This past weekend marked our year-end Movie Night festivities in Özone Park (as our host Tom, the world’s biggest Motörhead fan, writes it). Tom recently made some interesting comparisons between the directorial careers of Clint Eastwood and Woody Allen, so I figure if he can do that, I can compare the Movie Night Musketeers with my second favorite band, Talking Heads. There were four core members—David, Chris, Tina, and Jerry—that made up the Heads proper, but on certain occasions, most notably the tour documented in Stop Making Sense, they added personnel and became the “Expanded Heads” (love that moniker); similarly, those of us present this time—Tom, Gilbert, and myself—are almost always there, sometimes joined by Joe, Chris and/or Drax.
As usual, the Villa Flynn is an excellent place to take refuge from the vagaries of the real world, and although I committed the cardinal sin of omitting my pre-emptive coffee strike before we got underway, which left me running out of gas earlier than usual, I think I can safely say a fine time was had by all (when conscious). Viewing included Destroy All Monsters, The Vampire Lovers, and documentaries on both Eastwood and The Good, the Bad and the Ugly, plus I even inspired the Host with the Most to watch The Spy Who Came in from the Cold. Not as much comic-book talk as I’d have liked, since that’s not really Gilbert’s bag and many of the heavy hitters in that department were absent, but the conversation never lagged, and Tom seemed to like the gifts located by Madame BOF, especially the Kansas City Chiefs pillow and hat.
Lately I’ve been telling anybody who would listen that I have felt myself very distinctly moving from a Richard Matheson to a James Bond to a Marvel Comics phase. Which is not to say that I have lost interest in the first two, or ever will, but after spending more than a decade writing and editing several books about Matheson, and almost six months going through Ian Fleming’s entire Bond series on page and screen, I’m ready to surrender to the seduction of the Silver and Bronze Age comics that are never far from my thoughts.
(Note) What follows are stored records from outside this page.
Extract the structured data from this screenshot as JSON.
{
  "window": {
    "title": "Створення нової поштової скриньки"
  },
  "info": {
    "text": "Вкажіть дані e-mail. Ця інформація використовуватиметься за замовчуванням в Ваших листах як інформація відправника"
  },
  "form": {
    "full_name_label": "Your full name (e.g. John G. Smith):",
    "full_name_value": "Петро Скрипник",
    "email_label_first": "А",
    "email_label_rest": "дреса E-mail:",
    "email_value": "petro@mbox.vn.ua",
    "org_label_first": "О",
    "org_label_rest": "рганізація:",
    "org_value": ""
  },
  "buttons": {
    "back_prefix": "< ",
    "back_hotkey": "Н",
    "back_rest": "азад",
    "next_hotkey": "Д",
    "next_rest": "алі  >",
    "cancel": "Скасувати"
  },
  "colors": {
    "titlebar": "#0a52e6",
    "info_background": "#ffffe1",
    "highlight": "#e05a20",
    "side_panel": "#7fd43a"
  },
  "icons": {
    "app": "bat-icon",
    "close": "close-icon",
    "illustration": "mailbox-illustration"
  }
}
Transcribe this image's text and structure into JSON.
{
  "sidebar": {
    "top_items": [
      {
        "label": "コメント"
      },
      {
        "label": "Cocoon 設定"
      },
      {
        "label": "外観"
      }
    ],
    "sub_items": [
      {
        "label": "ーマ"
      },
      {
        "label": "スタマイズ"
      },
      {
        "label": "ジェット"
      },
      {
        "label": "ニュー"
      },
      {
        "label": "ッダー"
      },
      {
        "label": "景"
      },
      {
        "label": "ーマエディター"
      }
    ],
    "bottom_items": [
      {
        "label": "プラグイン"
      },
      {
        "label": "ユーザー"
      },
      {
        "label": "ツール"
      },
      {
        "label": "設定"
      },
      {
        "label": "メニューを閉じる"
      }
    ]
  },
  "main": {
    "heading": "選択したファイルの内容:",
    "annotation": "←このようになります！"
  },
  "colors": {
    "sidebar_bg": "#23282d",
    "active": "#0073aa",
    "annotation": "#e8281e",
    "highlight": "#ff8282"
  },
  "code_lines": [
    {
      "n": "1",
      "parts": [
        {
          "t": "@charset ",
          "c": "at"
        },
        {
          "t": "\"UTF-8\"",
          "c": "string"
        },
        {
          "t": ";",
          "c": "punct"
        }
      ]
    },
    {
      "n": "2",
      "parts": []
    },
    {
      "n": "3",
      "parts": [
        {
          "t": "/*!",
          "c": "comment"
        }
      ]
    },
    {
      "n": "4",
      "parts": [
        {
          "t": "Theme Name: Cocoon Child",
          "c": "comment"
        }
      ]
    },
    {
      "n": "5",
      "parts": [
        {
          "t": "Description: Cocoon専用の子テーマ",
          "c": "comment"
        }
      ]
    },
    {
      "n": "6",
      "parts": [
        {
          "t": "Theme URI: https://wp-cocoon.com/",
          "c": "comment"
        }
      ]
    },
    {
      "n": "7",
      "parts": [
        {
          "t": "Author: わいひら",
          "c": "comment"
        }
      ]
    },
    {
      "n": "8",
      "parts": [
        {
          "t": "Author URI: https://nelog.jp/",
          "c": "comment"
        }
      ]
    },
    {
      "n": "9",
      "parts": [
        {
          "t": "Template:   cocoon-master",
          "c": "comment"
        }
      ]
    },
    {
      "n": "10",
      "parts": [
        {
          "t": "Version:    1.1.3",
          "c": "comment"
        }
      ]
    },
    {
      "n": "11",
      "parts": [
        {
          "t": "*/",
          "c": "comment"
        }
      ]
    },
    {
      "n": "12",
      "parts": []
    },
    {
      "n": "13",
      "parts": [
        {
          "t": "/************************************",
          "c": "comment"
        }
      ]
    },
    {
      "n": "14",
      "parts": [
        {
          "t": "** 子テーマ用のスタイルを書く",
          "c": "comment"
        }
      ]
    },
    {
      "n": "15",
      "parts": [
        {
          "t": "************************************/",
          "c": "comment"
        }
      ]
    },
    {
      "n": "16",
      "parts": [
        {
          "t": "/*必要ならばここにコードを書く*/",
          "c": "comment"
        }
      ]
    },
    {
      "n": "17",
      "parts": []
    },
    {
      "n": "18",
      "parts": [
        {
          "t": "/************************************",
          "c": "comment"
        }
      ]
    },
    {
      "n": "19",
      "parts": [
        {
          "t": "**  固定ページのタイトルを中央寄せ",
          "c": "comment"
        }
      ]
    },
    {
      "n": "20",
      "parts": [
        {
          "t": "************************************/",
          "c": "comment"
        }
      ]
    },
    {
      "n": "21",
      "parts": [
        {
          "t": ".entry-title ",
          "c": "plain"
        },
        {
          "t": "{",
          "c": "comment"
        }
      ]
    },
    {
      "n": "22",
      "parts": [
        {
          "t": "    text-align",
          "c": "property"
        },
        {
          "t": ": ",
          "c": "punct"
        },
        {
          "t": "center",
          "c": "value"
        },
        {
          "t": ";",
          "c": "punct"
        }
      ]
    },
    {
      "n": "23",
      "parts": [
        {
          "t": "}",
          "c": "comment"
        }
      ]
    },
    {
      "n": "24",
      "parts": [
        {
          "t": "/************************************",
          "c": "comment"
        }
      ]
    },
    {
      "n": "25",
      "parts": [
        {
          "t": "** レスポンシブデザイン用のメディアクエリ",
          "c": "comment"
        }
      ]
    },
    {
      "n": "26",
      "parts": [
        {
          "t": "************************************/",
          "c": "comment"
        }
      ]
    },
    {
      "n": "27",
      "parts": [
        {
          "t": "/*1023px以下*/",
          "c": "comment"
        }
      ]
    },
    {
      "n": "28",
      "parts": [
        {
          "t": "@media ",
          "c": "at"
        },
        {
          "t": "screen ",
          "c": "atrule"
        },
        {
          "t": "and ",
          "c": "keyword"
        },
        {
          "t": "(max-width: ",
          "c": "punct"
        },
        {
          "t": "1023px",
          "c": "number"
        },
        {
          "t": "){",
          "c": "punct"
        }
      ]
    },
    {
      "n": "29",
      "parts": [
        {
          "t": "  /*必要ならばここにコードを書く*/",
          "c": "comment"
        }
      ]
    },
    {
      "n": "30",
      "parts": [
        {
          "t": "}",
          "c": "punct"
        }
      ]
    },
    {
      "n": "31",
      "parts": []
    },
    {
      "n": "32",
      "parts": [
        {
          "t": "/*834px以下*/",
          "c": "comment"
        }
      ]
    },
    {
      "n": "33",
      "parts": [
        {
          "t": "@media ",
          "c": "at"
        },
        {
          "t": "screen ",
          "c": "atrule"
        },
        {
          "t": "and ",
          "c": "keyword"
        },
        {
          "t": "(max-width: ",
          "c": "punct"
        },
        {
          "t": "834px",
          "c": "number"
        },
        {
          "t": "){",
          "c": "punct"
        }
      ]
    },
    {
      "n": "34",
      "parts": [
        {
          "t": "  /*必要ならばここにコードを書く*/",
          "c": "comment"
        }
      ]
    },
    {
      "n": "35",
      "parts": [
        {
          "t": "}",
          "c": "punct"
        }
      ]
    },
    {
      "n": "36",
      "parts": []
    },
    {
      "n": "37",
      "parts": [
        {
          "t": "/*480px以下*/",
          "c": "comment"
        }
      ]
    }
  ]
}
So I told Tom and Gil that Friday was a perfect time to celebrate, since I had just achieved closure on both facets of my Bond project: I’d posted the final installment of my series here at BOF, and turned my Blofeld article in to Cinema Retro.
Lo and behold, when I happened to check my e-mail at Tom’s (pursuant to my duties on behalf of Marvel University), I found that Retro’s Lee Pfeiffer—himself an acknowledged 007 expert—had already responded to the article I’d sent him only that morning. I think I can be forgiven if I quote verbatim, and at some length, from Lee’s e-mail: “Matthew—what can I say? We think it’s superb….never expected this much detail. It’s too long for one issue and we don’t want to cut anything…thus we’ll make it a two-parter if that’s okay with you. [Hell, yeah!]….The article really pleased us because we’re sitting on a treasure trove of rare photos we’ve been looking for an excuse to use! Thanks again—and keep those ideas coming. This one is truly outstanding…”
Just to prove that he’s an equal-opportunity mensch, Lee recently gave a nice plug on the Retro website (as he had with my Bond series here) to the latest in Peter Enfantino and John Scoleri’s series of ’60s TV blogs, To the Batpoles! This worthy successor to their sites on Thriller and the original Outer Limits covers the campy Batman show with perhaps more scholarly devotion and wit than it deserves, and with its comic-book roots, it may be regarded as a perfect companion to their Marvel University. I’m now contributing to M.U. on a regular basis, a trend that I expect to accelerate, although I must say I have also been spending a lot of time reading and commenting on Bronze Age Babies, since M.U. is still back in the Silver Age and Bronze is my true favorite.
On a less happy note, the entertainment world has just lost two very distinctive figures, the first being Bill McKinney, who made seven films with Clint, but is best remembered as the mountain man who rapes Ned Beatty in Deliverance (1972). Soon after, I learned of the passing of Harry (aka Henry) Morgan, and since I’d grown up watching him as Colonel Potter on M*A*S*H, that was a more personal loss; his credits include such classics as The Ox-Bow Incident (1943), High Noon (1952), The Glenn Miller Story (1954), and Inherit the Wind (1960), plus a BOF fave, The Big Clock (1948). McKinney’s oeuvre was just as diverse, mixing films for Peckinpah, Huston, Pakula, and Siegel with First Blood (1982), Against All Odds (1984), and The Green Mile (1999).